As anyone with a rudimentary understanding of physics will tell you, energy can neither be created nor destroyed; it simply changes form. Taking this universal law and quite literally running with it, Dott Cornwall’s Serious Play project has investigated how to recapture some of the energy of playing children.
Serious Play set out to discover how to harness the kinetic energy expended by children in public playgrounds and feed it back into the electricity supply. But these would be no ordinary public playgrounds: using Dott’s co-discovery and co-design method, the children themselves would have a hand in developing the play equipment, at the same time learning about how energy is transferred from one form to another in the most efficient ways.

At the end of December 2008, play was acknowledged by the Government as a vitally important aspect of children’s lives. The Labour Government introduced the first national Play Strategy and committed £235 million to improve and develop play areas throughout the country. This ten-year national strategy was based on consultation with thousands of children, young people, parents and professionals, and put in print a number of objectives for the right to play for all children.
Although this programme has since been derailed by the coalition Government’s austerity cuts, Dott’s Serious Play has generated a wealth of ideas for how energy-harnessing, codesigned playgrounds could be created in the future. Led by Dott senior producer Mike Hawes, a partner in Falmouth-based spatial design and landscape architecture consultancy Mor Architecture, the Serious Play project was run in collaboration with Joanna Henley from SciArt Solutions, Amy Charman from Academy and 3D design consultancy Boex, as well as the Cornwall Council Play Pathfinder team.
Using the co-discovery approach, the project team built initial ideas for the play equipment centred around four energy themes – water, wind, heat/light and kinetic energy. Each idea linked play and sustainable energy production in an educational way.
Energy-capturing play equipment requires three main components – a cap (or ‘doer’), a stalk (or ‘connector’) and a root (or ‘transformer’).
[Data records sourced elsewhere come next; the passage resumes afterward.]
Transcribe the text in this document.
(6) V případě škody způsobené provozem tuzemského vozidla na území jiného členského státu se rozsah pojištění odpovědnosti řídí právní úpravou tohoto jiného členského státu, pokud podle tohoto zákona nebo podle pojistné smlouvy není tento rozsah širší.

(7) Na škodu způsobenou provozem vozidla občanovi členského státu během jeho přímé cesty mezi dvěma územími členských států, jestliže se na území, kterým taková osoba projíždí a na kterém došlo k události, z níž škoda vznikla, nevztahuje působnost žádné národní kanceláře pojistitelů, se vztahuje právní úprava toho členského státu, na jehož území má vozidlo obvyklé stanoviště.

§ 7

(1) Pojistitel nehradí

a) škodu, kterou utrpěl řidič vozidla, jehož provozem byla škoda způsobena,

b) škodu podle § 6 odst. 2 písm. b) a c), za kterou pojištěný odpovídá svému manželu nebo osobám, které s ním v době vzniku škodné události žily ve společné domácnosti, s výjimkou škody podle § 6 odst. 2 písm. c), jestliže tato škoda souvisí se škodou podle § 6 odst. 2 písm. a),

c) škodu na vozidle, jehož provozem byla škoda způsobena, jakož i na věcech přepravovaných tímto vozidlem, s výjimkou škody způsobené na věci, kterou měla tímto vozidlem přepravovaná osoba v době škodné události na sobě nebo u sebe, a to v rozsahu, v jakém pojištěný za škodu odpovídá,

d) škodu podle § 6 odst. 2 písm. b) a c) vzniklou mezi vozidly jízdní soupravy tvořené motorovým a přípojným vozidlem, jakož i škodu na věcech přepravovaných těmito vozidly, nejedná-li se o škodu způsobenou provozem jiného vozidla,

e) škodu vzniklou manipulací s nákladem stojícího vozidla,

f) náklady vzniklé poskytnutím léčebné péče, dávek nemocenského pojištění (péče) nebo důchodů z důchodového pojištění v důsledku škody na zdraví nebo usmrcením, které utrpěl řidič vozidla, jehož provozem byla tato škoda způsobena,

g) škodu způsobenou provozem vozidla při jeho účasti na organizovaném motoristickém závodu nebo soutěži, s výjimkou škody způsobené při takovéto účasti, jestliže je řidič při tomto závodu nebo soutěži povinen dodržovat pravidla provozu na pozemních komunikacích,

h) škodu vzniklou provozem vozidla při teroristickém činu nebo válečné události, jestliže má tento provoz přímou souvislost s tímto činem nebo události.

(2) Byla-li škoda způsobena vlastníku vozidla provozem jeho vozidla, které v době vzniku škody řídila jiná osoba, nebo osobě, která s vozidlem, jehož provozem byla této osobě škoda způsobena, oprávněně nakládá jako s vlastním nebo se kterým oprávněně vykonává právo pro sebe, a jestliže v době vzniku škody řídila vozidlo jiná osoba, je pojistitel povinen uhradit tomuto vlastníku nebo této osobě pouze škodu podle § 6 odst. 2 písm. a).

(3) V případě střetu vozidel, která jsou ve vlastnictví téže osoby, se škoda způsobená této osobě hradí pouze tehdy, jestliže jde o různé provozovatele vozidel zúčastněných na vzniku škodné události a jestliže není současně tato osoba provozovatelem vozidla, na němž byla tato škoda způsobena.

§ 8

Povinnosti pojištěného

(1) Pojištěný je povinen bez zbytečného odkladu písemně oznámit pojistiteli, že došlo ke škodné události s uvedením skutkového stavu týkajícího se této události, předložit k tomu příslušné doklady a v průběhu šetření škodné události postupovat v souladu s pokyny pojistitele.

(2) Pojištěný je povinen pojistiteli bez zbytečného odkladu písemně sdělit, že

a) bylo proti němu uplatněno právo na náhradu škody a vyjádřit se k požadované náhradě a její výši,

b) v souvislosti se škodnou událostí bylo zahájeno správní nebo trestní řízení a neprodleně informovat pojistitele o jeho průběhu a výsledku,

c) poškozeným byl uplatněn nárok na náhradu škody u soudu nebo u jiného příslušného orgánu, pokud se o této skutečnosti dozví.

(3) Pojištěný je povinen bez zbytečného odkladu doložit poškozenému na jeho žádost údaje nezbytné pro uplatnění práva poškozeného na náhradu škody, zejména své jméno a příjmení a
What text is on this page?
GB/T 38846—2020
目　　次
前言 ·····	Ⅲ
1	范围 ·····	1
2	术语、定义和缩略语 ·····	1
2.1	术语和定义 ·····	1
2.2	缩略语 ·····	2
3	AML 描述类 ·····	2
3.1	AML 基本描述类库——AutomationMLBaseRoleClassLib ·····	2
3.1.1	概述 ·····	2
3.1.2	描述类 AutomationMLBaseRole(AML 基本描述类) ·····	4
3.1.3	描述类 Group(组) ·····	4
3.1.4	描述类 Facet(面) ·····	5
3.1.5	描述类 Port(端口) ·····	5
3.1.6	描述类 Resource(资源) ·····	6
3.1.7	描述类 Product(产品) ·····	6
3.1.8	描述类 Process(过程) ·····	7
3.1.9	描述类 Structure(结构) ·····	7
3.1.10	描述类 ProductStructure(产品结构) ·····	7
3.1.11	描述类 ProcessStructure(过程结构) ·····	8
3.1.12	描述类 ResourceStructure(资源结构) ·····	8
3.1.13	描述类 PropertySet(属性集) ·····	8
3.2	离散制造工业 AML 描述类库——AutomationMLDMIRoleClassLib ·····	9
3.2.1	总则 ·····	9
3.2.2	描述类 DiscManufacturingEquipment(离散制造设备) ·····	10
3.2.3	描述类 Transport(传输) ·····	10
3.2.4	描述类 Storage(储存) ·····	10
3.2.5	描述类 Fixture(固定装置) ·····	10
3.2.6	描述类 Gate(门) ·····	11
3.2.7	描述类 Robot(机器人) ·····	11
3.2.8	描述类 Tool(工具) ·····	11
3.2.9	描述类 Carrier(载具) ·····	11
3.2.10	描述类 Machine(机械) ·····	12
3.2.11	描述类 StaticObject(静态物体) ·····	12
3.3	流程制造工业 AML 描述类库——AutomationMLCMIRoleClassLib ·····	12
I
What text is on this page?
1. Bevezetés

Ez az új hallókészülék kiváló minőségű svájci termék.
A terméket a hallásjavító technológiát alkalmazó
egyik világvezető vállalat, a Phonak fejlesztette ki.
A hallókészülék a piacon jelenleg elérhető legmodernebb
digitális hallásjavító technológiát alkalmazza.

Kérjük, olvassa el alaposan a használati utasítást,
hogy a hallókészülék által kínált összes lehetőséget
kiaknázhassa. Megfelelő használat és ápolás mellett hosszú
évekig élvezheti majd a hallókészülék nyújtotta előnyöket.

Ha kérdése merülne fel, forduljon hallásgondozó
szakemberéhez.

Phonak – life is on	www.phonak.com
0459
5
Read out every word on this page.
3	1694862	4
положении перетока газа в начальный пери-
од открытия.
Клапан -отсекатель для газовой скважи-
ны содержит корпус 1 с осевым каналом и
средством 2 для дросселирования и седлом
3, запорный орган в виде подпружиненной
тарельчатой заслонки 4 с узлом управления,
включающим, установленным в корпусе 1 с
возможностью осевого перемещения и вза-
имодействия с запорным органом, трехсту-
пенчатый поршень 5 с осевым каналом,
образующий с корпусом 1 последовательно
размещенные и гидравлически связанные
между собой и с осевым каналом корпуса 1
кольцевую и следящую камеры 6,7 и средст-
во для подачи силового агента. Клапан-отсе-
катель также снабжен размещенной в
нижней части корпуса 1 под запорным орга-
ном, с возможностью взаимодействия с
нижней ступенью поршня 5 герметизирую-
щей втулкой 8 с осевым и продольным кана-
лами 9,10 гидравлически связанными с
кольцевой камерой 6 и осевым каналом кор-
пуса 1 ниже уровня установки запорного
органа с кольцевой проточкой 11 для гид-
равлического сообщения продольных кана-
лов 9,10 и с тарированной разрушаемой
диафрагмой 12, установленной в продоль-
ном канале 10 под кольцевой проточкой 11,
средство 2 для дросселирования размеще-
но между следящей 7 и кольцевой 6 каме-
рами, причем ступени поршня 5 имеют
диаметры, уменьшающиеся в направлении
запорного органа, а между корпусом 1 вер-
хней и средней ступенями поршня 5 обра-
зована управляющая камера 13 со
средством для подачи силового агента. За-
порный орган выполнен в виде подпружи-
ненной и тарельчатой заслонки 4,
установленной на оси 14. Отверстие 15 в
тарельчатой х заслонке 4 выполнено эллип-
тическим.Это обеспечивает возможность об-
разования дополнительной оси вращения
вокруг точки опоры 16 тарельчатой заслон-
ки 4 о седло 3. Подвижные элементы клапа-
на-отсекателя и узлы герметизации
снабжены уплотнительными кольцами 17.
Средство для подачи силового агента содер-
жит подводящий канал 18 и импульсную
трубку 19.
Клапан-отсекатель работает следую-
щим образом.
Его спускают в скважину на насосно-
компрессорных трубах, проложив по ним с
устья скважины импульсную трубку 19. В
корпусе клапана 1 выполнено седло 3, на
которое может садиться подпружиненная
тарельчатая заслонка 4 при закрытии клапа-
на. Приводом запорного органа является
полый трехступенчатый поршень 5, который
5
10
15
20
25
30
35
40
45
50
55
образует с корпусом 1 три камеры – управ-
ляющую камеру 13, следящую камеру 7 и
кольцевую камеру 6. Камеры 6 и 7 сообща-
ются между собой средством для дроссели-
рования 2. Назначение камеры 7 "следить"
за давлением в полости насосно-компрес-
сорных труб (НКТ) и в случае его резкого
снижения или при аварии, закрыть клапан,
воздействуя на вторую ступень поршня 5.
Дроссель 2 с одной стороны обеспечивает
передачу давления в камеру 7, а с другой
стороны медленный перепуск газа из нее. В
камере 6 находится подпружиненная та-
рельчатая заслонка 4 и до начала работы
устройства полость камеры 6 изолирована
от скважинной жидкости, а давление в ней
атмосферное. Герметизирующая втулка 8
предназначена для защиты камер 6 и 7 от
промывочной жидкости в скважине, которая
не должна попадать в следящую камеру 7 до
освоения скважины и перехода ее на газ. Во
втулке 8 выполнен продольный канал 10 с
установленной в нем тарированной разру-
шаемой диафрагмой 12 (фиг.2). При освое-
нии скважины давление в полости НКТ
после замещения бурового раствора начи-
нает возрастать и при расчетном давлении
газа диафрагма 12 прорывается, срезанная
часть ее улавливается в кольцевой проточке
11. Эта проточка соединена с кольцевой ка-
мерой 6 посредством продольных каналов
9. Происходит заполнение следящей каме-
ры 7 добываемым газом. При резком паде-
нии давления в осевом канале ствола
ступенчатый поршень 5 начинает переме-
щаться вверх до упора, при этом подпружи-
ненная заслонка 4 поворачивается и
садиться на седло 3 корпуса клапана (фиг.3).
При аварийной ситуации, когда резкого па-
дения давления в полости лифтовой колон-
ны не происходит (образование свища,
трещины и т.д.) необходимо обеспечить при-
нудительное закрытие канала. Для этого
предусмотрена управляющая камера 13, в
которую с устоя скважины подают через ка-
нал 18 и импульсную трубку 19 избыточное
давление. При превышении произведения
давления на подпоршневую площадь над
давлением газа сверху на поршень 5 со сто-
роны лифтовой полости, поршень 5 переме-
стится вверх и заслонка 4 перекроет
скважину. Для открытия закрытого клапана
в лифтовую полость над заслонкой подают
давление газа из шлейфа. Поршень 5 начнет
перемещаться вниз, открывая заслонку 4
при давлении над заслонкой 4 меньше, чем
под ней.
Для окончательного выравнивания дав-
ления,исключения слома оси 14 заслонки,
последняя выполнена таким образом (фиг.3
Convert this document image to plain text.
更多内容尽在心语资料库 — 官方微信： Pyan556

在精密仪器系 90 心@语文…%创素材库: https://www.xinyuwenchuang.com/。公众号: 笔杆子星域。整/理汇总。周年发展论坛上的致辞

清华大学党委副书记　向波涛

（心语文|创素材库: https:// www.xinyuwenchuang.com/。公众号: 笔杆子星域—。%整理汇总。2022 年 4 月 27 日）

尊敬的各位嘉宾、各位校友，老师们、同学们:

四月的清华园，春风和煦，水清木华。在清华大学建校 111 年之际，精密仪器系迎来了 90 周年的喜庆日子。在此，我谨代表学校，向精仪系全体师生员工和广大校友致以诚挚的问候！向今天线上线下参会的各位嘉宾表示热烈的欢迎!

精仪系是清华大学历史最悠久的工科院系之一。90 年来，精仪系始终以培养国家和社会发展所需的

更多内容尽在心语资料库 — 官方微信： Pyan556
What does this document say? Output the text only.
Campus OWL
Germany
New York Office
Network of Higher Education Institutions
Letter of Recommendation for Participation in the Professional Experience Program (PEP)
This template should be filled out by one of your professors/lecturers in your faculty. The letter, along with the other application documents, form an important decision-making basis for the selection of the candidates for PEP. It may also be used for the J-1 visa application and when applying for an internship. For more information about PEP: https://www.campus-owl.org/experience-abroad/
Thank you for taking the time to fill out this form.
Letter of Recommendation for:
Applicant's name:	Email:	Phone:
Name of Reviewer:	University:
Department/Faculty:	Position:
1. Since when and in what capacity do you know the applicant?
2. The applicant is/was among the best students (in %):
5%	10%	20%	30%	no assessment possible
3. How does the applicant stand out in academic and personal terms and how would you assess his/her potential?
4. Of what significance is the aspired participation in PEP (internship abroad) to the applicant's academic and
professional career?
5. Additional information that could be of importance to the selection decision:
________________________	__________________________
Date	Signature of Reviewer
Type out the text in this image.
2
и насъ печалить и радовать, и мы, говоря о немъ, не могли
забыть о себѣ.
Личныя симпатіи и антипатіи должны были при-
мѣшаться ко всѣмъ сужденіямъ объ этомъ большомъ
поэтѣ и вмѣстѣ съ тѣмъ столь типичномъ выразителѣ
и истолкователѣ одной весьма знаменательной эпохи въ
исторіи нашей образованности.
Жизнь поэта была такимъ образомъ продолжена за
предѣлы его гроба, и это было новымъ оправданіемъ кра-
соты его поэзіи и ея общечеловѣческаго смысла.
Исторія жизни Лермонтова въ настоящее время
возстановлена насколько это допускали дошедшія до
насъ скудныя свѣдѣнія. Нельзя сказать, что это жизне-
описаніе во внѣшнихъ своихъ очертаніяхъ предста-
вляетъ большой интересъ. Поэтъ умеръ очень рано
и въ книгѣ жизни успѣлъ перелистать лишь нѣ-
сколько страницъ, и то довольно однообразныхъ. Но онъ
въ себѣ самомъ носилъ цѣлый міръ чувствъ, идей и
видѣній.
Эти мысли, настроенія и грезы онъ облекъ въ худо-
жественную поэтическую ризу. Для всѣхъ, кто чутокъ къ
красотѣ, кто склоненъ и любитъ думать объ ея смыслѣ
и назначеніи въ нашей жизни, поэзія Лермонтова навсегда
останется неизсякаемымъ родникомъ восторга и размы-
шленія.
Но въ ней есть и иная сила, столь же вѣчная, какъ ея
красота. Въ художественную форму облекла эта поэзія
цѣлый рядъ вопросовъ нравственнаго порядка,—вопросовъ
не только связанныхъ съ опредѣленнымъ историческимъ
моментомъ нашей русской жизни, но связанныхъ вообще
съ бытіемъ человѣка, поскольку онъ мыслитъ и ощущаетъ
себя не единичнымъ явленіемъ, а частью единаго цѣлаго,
One co-design activity used three rows of cards, each containing different versions of the cap, stalk and root, and gave school children the opportunity to select different combinations, in a fruit machine-style shuffle, to generate ideas for workable prototypes.
Early test equipment was then developed around these themes and presented at the Royal Cornwall Show in June 2010, before heading off on a tour of various other community events around the county. ‘The tour allowed us to use test pieces with children using the co-discovery and co-design methods. The kids were able to tell us which equipment they found fun and we could discover together which were the most efficient in terms of energy production,’ says Hawes.
Through play, the children were able to see how their movement was being translated into energy that illuminated light bulbs or inflated balloons. At the same time, kids were given postcards on which they could draw their own ideas for an energy-harnessing adventure playground. Suggestions ranged from human hamster wheels to exploding bubbles to energy-generating rope swings.
Although the test pieces had no practical application, a festive demonstration of kid power took place on Lemon Quay in Truro in December last year, revealing how kinetic play could be used to power the lights on a Christmas tree. Ultimately, it is hoped that the co-designed playgrounds would actually return the energy to the National Grid.
Like all Dott projects, Serious Play addresses a range of important social issues. NHS statistics reportedly show that almost a quarter of children are classed as overweight or obese by the time they start primary school, while more than a third are when they leave, aged 11. For this reason alone, communities need appealing playgrounds so that children have somewhere to burn off energy. At the same time, renewable energy and sustainable living are high on the agenda for many individuals, as well as national governments, and the prospect of capturing energy is appealing.
And because Serious Play uses Dott’s co-design and co-build strategy, children and other community residents will take real ownership of the resulting playgrounds, which is likely to act as a deterrent to vandalism. Skills developed during the process can also be fed back into the community, embedding sustainable energy production and a design legacy in the area.
Because Serious Play uses Dott’s co-design and cobuild strategy, children and other residents will take real ownership of the resulting playgrounds, which is likely to act as a deterrent to vandalism
The future of the Play Strategy remains uncertain as the Government continues funding cuts in order to reduce the national budget deficit. And although final equipment designs had not been completed when the Serious Play project came to an end, Hawes is hoping that the knowledge and ideas generated through the co-discovery and co-design activities can be applied to new playground builds in Cornwall, perhaps when the funding climate improves.
In the long term, the Serious Play’s design ideas aim to see playtime celebrated for its part in making local energy generation accessible, educational and part of community.